Refactor and simplify TokenGazetteer

GateNLP / python-gatenlp

Python text processing, pattern matching, and NLP framework

https://gatenlp.github.io/python-gatenlp/

Apache License 2.0

63 stars 8 forks source link

Refactor and simplify TokenGazetteer #109

Open johann-petrak opened 3 years ago

johann-petrak commented 3 years ago

The constructor is very complex right now. We need some way to specify/do all the things that can be done or decided at init time in a way that is easier to understand.

One part of constructing the gazetteer is dealing with the gazetteer list(s): unless we already have tokenized lists, the entries need to get tokenized, this is also necessary when using legacy Java GATE def/lst files. Instead of doing this automatically, lets separate out the task and only use already tokenized gazetteer lists when initializing (once those are created, they can get pickled for fast loading later).

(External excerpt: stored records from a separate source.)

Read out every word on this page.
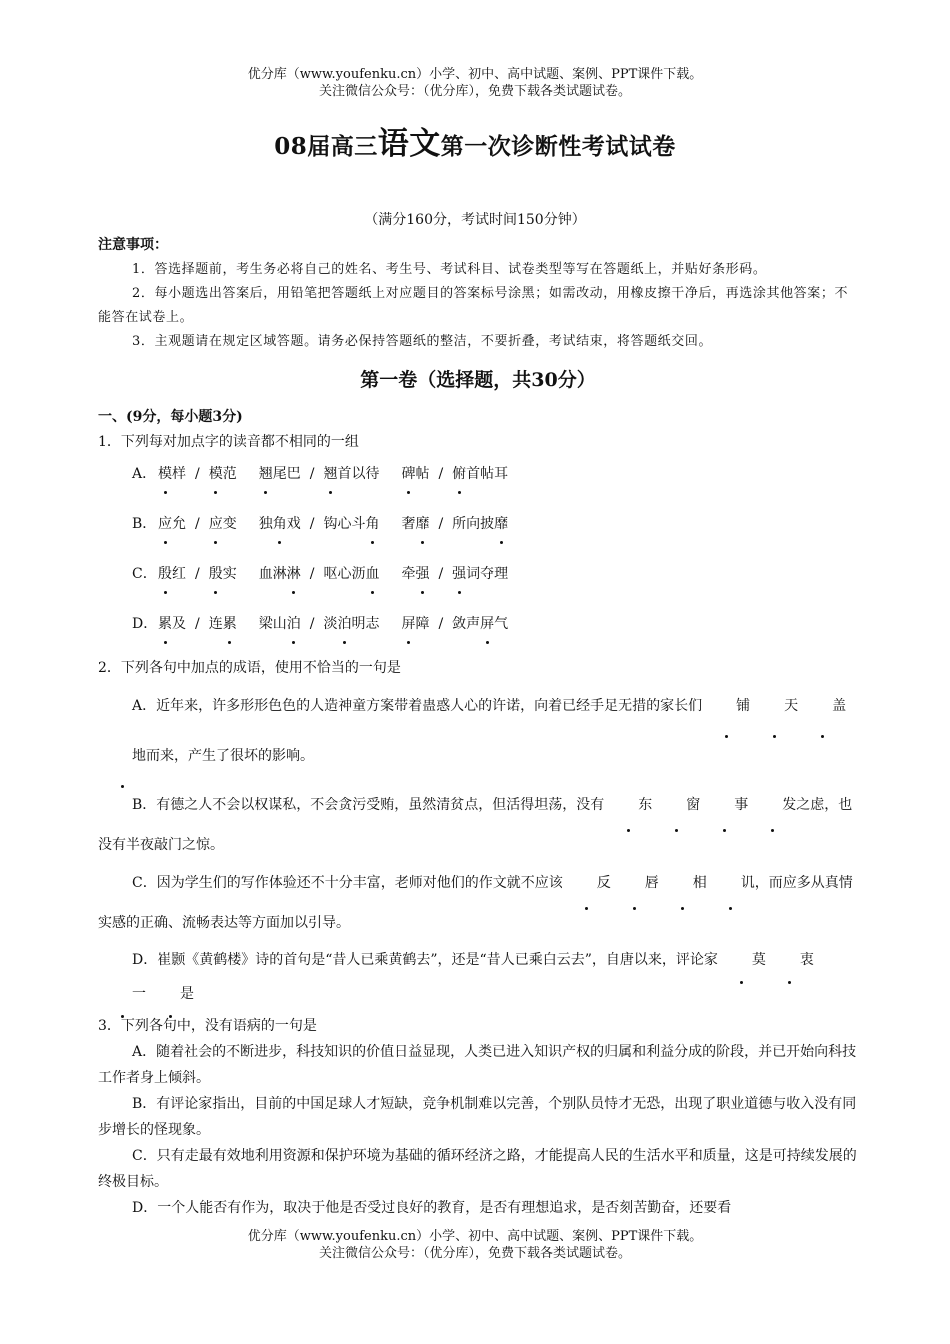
优分库（www.youfenku.cn）小学、初中、高中试题、案例、PPT课件下载。
关注微信公众号：（优分库），免费下载各类试题试卷。
08届高三语文第一次诊断性考试试卷
（满分160分，考试时间150分钟）
注意事项：
1．答选择题前，考生务必将自己的姓名、考生号、考试科目、试卷类型等写在答题纸上，并贴好条形码。
2．每小题选出答案后，用铅笔把答题纸上对应题目的答案标号涂黑；如需改动，用橡皮擦干净后，再选涂其他答案；不能答在试卷上。
3．主观题请在规定区域答题。请务必保持答题纸的整洁，不要折叠，考试结束，将答题纸交回。
第一卷（选择题，共30分）
一、(9分，每小题3分)
1．下列每对加点字的读音都不相同的一组
A． 模样 / 模范 翘尾巴 / 翘首以待 碑帖 / 俯首帖耳
B． 应允 / 应变 独角戏 / 钩心斗角 奢靡 / 所向披靡
C． 殷红 / 殷实 血淋淋 / 呕心沥血 牵强 / 强词夺理
D． 累及 / 连累 梁山泊 / 淡泊明志 屏障 / 敛声屏气
2．下列各句中加点的成语，使用不恰当的一句是
A．近年来，许多形形色色的人造神童方案带着蛊惑人心的许诺，向着已经手足无措的家长们 铺 天 盖地而来，产生了很坏的影响。
B．有德之人不会以权谋私，不会贪污受贿，虽然清贫点，但活得坦荡，没有 东 窗 事 发之虑，也没有半夜敲门之惊。
C．因为学生们的写作体验还不十分丰富，老师对他们的作文就不应该 反 唇 相 讥，而应多从真情实感的正确、流畅表达等方面加以引导。
D．崔颢《黄鹤楼》诗的首句是“昔人已乘黄鹤去”，还是“昔人已乘白云去”，自唐以来，评论家 莫 衷一 是
3．下列各句中，没有语病的一句是
A．随着社会的不断进步，科技知识的价值日益显现，人类已进入知识产权的归属和利益分成的阶段，并已开始向科技工作者身上倾斜。
B．有评论家指出，目前的中国足球人才短缺，竞争机制难以完善，个别队员恃才无恐，出现了职业道德与收入没有同步增长的怪现象。
C．只有走最有效地利用资源和保护环境为基础的循环经济之路，才能提高人民的生活水平和质量，这是可持续发展的终极目标。
D．一个人能否有作为，取决于他是否受过良好的教育，是否有理想追求，是否刻苦勤奋，还要看
优分库（www.youfenku.cn）小学、初中、高中试题、案例、PPT课件下载。
关注微信公众号：（优分库），免费下载各类试题试卷。
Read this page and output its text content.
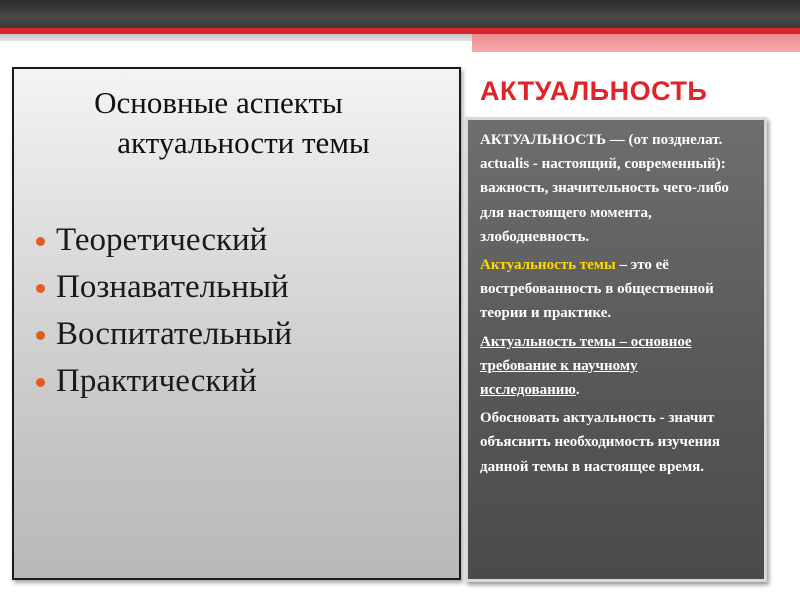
Основные аспекты
актуальности темы
Теоретический
Познавательный
Воспитательный
Практический
АКТУАЛЬНОСТЬ

АКТУАЛЬНОСТЬ — (от позднелат. actualis - настоящий, современный): важность, значительность чего-либо для настоящего момента, злободневность.

Актуальность темы – это её востребованность в общественной теории и практике.

Актуальность темы – основное требование к научному исследованию.

Обосновать актуальность - значит объяснить необходимость изучения данной темы в настоящее время.
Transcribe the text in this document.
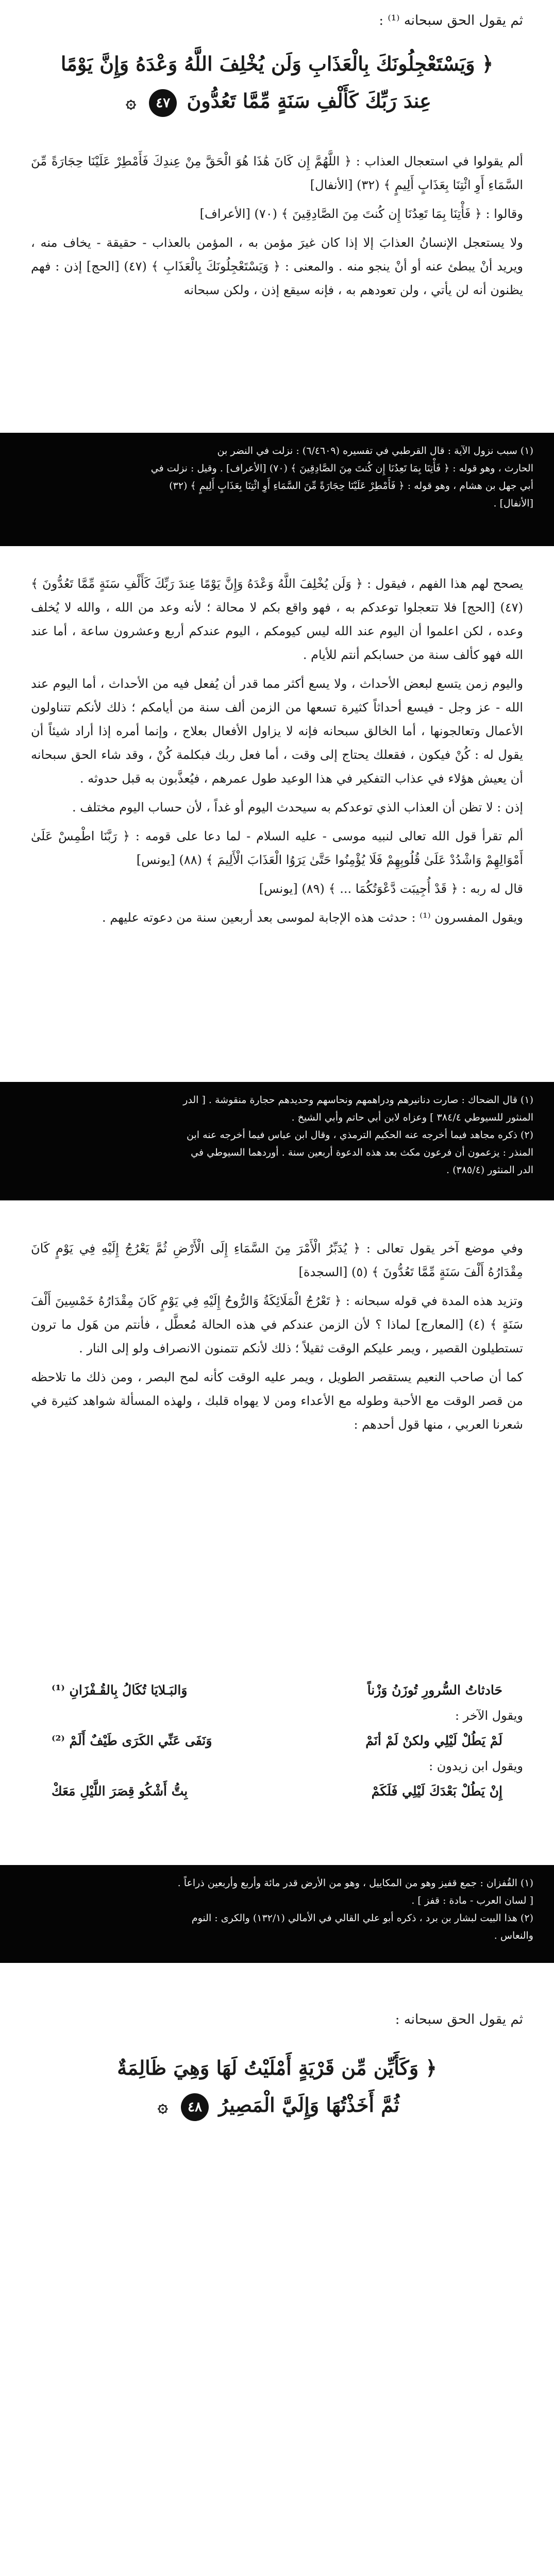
ثم يقول الحق سبحانه ⁽¹⁾ :
﴿ وَيَسْتَعْجِلُونَكَ بِالْعَذَابِ وَلَن يُخْلِفَ اللَّهُ وَعْدَهُ وَإِنَّ يَوْمًا
عِندَ رَبِّكَ كَأَلْفِ سَنَةٍ مِّمَّا تَعُدُّونَ ٤٧ ۞

ألم يقولوا في استعجال العذاب : ﴿ اللَّهُمَّ إِن كَانَ هَٰذَا هُوَ الْحَقَّ مِنْ عِندِكَ فَأَمْطِرْ عَلَيْنَا حِجَارَةً مِّنَ السَّمَاءِ أَوِ ائْتِنَا بِعَذَابٍ أَلِيمٍ ﴾ (٣٢) [الأنفال]

وقالوا : ﴿ فَأْتِنَا بِمَا تَعِدُنَا إِن كُنتَ مِنَ الصَّادِقِينَ ﴾ (٧٠) [الأعراف]

ولا يستعجل الإنسانُ العذابَ إلا إذا كان غيرَ مؤمن به ، المؤمن بالعذاب - حقيقة - يخاف منه ، ويريد أنْ يبطئ عنه أو أنْ ينجو منه . والمعنى : ﴿ وَيَسْتَعْجِلُونَكَ بِالْعَذَابِ ﴾ (٤٧) [الحج] إذن : فهم يظنون أنه لن يأتي ، ولن تعودهم به ، فإنه سيقع إذن ، ولكن سبحانه

(١) سبب نزول الآية : قال القرطبي في تفسيره (٦/٤٦٠٩) : نزلت في النضر بن

الحارث ، وهو قوله : ﴿ فَأْتِنَا بِمَا تَعِدُنَا إِن كُنتَ مِنَ الصَّادِقِينَ ﴾ (٧٠) [الأعراف] . وقيل : نزلت في

أبي جهل بن هشام ، وهو قوله : ﴿ فَأَمْطِرْ عَلَيْنَا حِجَارَةً مِّنَ السَّمَاءِ أَوِ ائْتِنَا بِعَذَابٍ أَلِيمٍ ﴾ (٣٢)

[الأنفال] .

يصحح لهم هذا الفهم ، فيقول : ﴿ وَلَن يُخْلِفَ اللَّهُ وَعْدَهُ وَإِنَّ يَوْمًا عِندَ رَبِّكَ كَأَلْفِ سَنَةٍ مِّمَّا تَعُدُّونَ ﴾ (٤٧) [الحج] فلا تتعجلوا توعدكم به ، فهو واقع بكم لا محالة ؛ لأنه وعد من الله ، والله لا يُخلف وعده ، لكن اعلموا أن اليوم عند الله ليس كيومكم ، اليوم عندكم أربع وعشرون ساعة ، أما عند الله فهو كألف سنة من حسابكم أنتم للأيام .

واليوم زمن يتسع لبعض الأحداث ، ولا يسع أكثر مما قدر أن يُفعل فيه من الأحداث ، أما اليوم عند الله - عز وجل - فيسع أحداثاً كثيرة تسعها من الزمن ألف سنة من أيامكم ؛ ذلك لأنكم تتناولون الأعمال وتعالجونها ، أما الخالق سبحانه فإنه لا يزاول الأفعال بعلاج ، وإنما أمره إذا أراد شيئاً أن يقول له : كُنْ فيكون ، فقعلك يحتاج إلى وقت ، أما فعل ربك فبكلمة كُنْ ، وقد شاء الحق سبحانه أن يعيش هؤلاء في عذاب التفكير في هذا الوعيد طول عمرهم ، فيُعذَّبون به قبل حدوثه .

إذن : لا تظن أن العذاب الذي توعدكم به سيحدث اليوم أو غداً ، لأن حساب اليوم مختلف .

ألم تقرأ قول الله تعالى لنبيه موسى - عليه السلام - لما دعا على قومه : ﴿ رَبَّنَا اطْمِسْ عَلَىٰ أَمْوَالِهِمْ وَاشْدُدْ عَلَىٰ قُلُوبِهِمْ فَلَا يُؤْمِنُوا حَتَّىٰ يَرَوُا الْعَذَابَ الْأَلِيمَ ﴾ (٨٨) [يونس]

قال له ربه : ﴿ قَدْ أُجِيبَت دَّعْوَتُكُمَا ... ﴾ (٨٩) [يونس]

ويقول المفسرون ⁽¹⁾ : حدثت هذه الإجابة لموسى بعد أربعين سنة من دعوته عليهم .

(١) قال الضحاك : صارت دنانيرهم ودراهمهم ونحاسهم وحديدهم حجارة منقوشة . [ الدر

المنثور للسيوطي ٣٨٤/٤ ] وعزاه لابن أبي حاتم وأبي الشيخ .

(٢) ذكره مجاهد فيما أخرجه عنه الحكيم الترمذي ، وقال ابن عباس فيما أخرجه عنه ابن

المنذر : يزعمون أن فرعون مكث بعد هذه الدعوة أربعين سنة . أوردهما السيوطي في

الدر المنثور (٣٨٥/٤) .

وفي موضع آخر يقول تعالى : ﴿ يُدَبِّرُ الْأَمْرَ مِنَ السَّمَاءِ إِلَى الْأَرْضِ ثُمَّ يَعْرُجُ إِلَيْهِ فِي يَوْمٍ كَانَ مِقْدَارُهُ أَلْفَ سَنَةٍ مِّمَّا تَعُدُّونَ ﴾ (٥) [السجدة]

وتزيد هذه المدة في قوله سبحانه : ﴿ تَعْرُجُ الْمَلَائِكَةُ وَالرُّوحُ إِلَيْهِ فِي يَوْمٍ كَانَ مِقْدَارُهُ خَمْسِينَ أَلْفَ سَنَةٍ ﴾ (٤) [المعارج] لماذا ؟ لأن الزمن عندكم في هذه الحالة مُعطَّل ، فأنتم من هَول ما ترون تستطيلون القصير ، ويمر عليكم الوقت ثقيلاً ؛ ذلك لأنكم تتمنون الانصراف ولو إلى النار .

كما أن صاحب النعيم يستقصر الطويل ، ويمر عليه الوقت كأنه لمح البصر ، ومن ذلك ما تلاحظه من قصر الوقت مع الأحبة وطوله مع الأعداء ومن لا يهواه قلبك ، ولهذه المسألة شواهد كثيرة في شعرنا العربي ، منها قول أحدهم :

حَادثاتُ السُّرورِ تُوزَنُ وَزْناً
وَالبَـلايَا تُكَالُ بِالقُـفْزَانِ ⁽¹⁾
ويقول الآخر :
لَمْ يَطُلْ لَيْلِي ولكنْ لَمْ أنَمْ
وَنَفَى عَنِّي الكَرَى طَيْفٌ أَلَمْ ⁽²⁾
ويقول ابن زيدون :
إِنْ يَطُلْ بَعْدَكَ لَيْلِي فَلَكَمْ
بِتُّ أَشْكُو قِصَرَ اللَّيْلِ مَعَكْ

(١) القُفزان : جمع قفيز وهو من المكاييل ، وهو من الأرض قدر مائة وأربع وأربعين ذراعاً .

[ لسان العرب - مادة : قفز ] .

(٢) هذا البيت لبشار بن برد ، ذكره أبو علي القالي في الأمالي (١٣٢/١) والكرى : النوم

والنعاس .

ثم يقول الحق سبحانه :
﴿ وَكَأَيِّن مِّن قَرْيَةٍ أَمْلَيْتُ لَهَا وَهِيَ ظَالِمَةٌ
ثُمَّ أَخَذْتُهَا وَإِلَيَّ الْمَصِيرُ ٤٨ ۞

johann-petrak commented 3 years ago

We need to distinguish between the data structure and the annotator, maybe something like

# one of
tokdata = SimpleTokenGazetteerData.from_gate_def("somefile.def", tokenizer=sometok, case_sensitive=False)
tokdata = SimpleTokenGazetteerData("ownpickledformatfile")
tokdata = SimpleTokenGazetteerData().from_string_list(stringlist, tokenizer=sometok)
# then
tokenizer = SimpleTokenGazetteerAnnotator(tokdata, outset=someset, ...)

Kind of ugly that this would mean that for each gazetteer annotator we need its own gazetteer data class. In theory we could use some kind of class nesting but that would cause problems with type hinting as the needed types are not defined for methods that use the nested class.

johann-petrak commented 3 years ago

OK, this is a bit more complex, since we eventually will need a standard way for saving and serializing Annotators and for that, a single constructor is better. Also we really save only a few parameters in most cases.

Also, we should maybe not have a default tokenizer to make it clearer that the gazetteer list tokenizer should match the document tokenizer.